Ce fût d’ailleurs mon premier outil utilisé presque comme un réflexe dans le début de
mon premier stage dans ma classe de CM1-CM2 pour ramener le silence dans la classe : je
poussais un cri du genre « hé ! » ou « ho ! Vous faites trop de bruit », ce qui au début,
produisit l’effet escompté. Car la surprise ainsi créée me permit d’obtenir le retour au calme
attendu. Cependant, au fil des jours la surprise produite était bien moindre et certes, le bruit
cessait immédiatement, mais cela durait peu de temps.
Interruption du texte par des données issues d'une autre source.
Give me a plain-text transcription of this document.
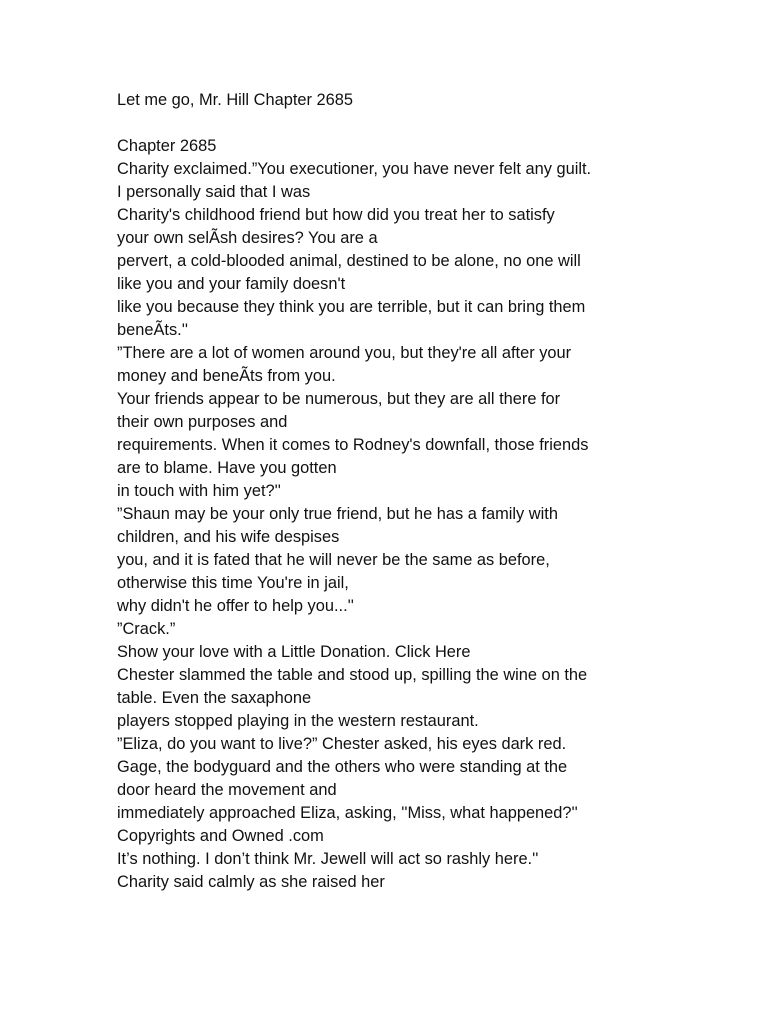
Let me go, Mr. Hill Chapter 2685
Chapter 2685
Charity exclaimed.”You executioner, you have never felt any guilt.
I personally said that I was
Charity's childhood friend but how did you treat her to satisfy
your own selÃsh desires? You are a
pervert, a cold-blooded animal, destined to be alone, no one will
like you and your family doesn't
like you because they think you are terrible, but it can bring them
beneÃts.''
”There are a lot of women around you, but they're all after your
money and beneÃts from you.
Your friends appear to be numerous, but they are all there for
their own purposes and
requirements. When it comes to Rodney's downfall, those friends
are to blame. Have you gotten
in touch with him yet?''
”Shaun may be your only true friend, but he has a family with
children, and his wife despises
you, and it is fated that he will never be the same as before,
otherwise this time You're in jail,
why didn't he offer to help you...''
”Crack.”
Show your love with a Little Donation. Click Here
Chester slammed the table and stood up, spilling the wine on the
table. Even the saxaphone
players stopped playing in the western restaurant.
”Eliza, do you want to live?” Chester asked, his eyes dark red.
Gage, the bodyguard and the others who were standing at the
door heard the movement and
immediately approached Eliza, asking, ''Miss, what happened?''
Copyrights and Owned .com
It’s nothing. I don’t think Mr. Jewell will act so rashly here.''
Charity said calmly as she raised her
De plus, et ce n’est pas un détail à
négliger, ma voix commençait à se fatiguer.
J’ai donc décidé de cesser ce type d’intervention qui non seulement me paraissait de moins en
moins efficace mais qui en plus rentrait en contradiction avec une pédagogie qui prône
aujourd’hui le contrôle de la classe en évitant les recours à ce type d’outil régulateur.
L’enseignant doit être capable de gérer sa classe sans crier. J’ai donc choisi à l’inverse d’opter
pour une gestion « silencieuse ». J’ai utilisé par la suite des postures corporelles qui me
permettaient de signifier clairement ce que j’attendais en faisant l’économie d’une explication
vocale, puisqu’elle était alors devenue inutile.
C’est pourquoi, il me semble après réflexion que l’utilisation de la voix forte trouve
bien peu sa place lorsqu’il s’agit de réguler les comportements qui perturbent la classe, ou du
moins elle peut subtilement accompagner une mimique corporelle. Mais cette dernière me
semble plus appropriée, et peut certainement se suffire à elle-même, car dès l’instant où les
règles sont établies dans la classe, il est rare que l’élève ignore quand il les enfreint.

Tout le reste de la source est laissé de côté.